Relatively little is know about the distribution of marine diatom, Pseudo-nitzschia, in offshore, oceanic environments and corresponding ecosystem-wide consequences associated with the diatom?s potential production of the toxic Domoic Acid (DA). Though this research planning visit, Sibel Bargu and a graduate student from Louisiana State University and A & M College will initiate a collaborative project with Danish partner, Nina Lundholm at the University of Copenhagen. They intend to study diversity and toxin production of the Pseudo-nitzschia species in sub-Arctic and Arctic regions with a particular focus on iron enriched regions.
Accurate species identification and molecular studies of this source organism are needed to further evaluate the ecology and toxin production of the taxa. The U.S. principal investigator?s strengths in ecological measurements of DA in iron rich waters, seaward of continental margins, complement the Danish partner?s extensive knowledge of systematics and molecular biology in Artic and sub-Arctic locations. Together the international team will begin work to confirm the ultimate identity of the Pseudo-nitzschia species by using electron microscopy and genomic analysis. Their efforts are expected to begin to reveal more about the production and transfer of DA through food chains in places like the Gulf of Alaska and Greenlandic waters, with the long-term goal of documenting Pseudo-nitzschia distribution and toxicity in world oceans.

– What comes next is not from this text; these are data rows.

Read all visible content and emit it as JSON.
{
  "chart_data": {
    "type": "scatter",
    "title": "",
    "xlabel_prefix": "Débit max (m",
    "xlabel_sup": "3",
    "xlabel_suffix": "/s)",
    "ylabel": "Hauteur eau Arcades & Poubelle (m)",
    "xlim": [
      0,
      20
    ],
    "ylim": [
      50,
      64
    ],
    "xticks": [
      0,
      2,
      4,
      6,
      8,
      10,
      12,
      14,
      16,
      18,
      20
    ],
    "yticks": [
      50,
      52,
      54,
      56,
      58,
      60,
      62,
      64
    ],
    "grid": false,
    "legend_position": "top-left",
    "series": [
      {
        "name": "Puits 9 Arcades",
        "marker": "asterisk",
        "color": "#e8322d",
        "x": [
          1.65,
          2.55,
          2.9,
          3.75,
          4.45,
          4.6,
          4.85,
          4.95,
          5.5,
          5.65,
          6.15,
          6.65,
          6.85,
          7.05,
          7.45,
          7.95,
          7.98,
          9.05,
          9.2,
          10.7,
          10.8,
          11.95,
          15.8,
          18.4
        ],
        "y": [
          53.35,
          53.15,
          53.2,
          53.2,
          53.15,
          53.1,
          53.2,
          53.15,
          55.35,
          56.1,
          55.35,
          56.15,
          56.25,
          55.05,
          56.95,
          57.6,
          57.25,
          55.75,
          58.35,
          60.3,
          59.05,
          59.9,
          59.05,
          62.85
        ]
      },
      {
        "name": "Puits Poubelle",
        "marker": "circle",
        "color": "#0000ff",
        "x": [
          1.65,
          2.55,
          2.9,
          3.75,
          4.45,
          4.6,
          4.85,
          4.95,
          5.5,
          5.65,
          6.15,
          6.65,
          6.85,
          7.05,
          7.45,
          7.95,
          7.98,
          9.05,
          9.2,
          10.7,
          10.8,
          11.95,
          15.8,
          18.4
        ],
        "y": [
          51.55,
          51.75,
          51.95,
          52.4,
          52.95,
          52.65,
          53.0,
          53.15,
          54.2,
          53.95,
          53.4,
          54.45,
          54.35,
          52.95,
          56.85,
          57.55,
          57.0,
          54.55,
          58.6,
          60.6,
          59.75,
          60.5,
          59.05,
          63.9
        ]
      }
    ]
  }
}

This research visit fulfills the program objective of advancing basic knowledge of this genius and the relative toxicity of strains by enabling experts in the United States and Europe to share research resources and plan beneficial projects in areas of strong mutual interest and competence. Broader impacts include providing one Louisiana State University graduate student with an early career introduction to forefront international collaboration and field work. Based on previous observations, team members conclude that iron enrichment may selectively promote growth of the toxin producing strains. Therefore, new results could identify potential DA hazards that should be considered in iron fertilization experiments designed to remove carbon dioxide from the atmosphere through sequestration in deep oceans.